'With great joy,' I said. I stood up, lifted the half-broken casket of the bones, and stood ready for any help he would need. He piled my arms with a few soft sacks that apparently held jewels, I wasn't sure, it felt like it, and that was all I'd brought with me, other than the casket and the letters, and he cast aside the blanket.
"To my utter amazement the blanket just drifted off, as if wafted on a draft, and then went over the walls, snarling in the breeze, and disappeared.
" 'Some poor hungry person will find it, and do something with it' he said. 'Always remember the poor and the hungry when you cast aside what you don't want.'
" 'Do you really care about the poor and the hungry?' I asked. I followed him. We went back into the great room, which was now lighted by many oil lamps. I noticed for the first time shelves of tablets and lightly built wooden racks for the scrolls which the Greeks preferred. This had all been behind my back when I'd been slouching about before.
"I set down the broken casket on the floor, and opened it. There were the bones, all right.
"He took the letters and the sacks of jewels to his desk, sat down, and at once began to read all the letters, quickly, leaning on his elbows, and only now and then reaching for a grape from a silver disk beside him. He opened the sacks, dumped out great clumps of jewelry, most of it looking Egyptian to me, some of it Greek obviously, and then he went back to reading.

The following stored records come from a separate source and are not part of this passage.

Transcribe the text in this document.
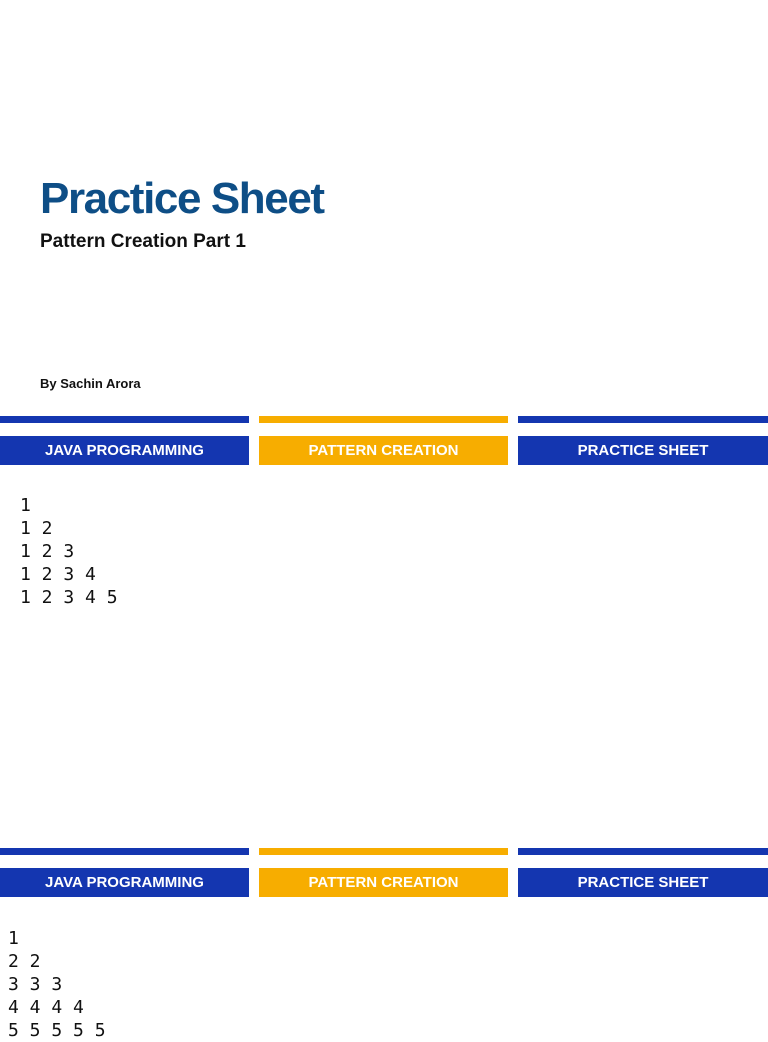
Practice Sheet
Pattern Creation Part 1

By Sachin Arora

JAVA PROGRAMMING	PATTERN CREATION	PRACTICE SHEET
1
1 2
1 2 3
1 2 3 4
1 2 3 4 5
JAVA PROGRAMMING	PATTERN CREATION	PRACTICE SHEET
1
2 2
3 3 3
4 4 4 4
5 5 5 5 5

" 'Ah,' he said, 'here is the Canaanite tablet with the ritual that created you. It's in four pieces, but I can put it together.' He assembled the four pieces and he made the tablet whole.
"I think I was relieved. I'd forgotten all about it. It had not been in the casket. It was small, thick, covered in tiny cuneiform writing, and seemed perfect, as if it had never been broken.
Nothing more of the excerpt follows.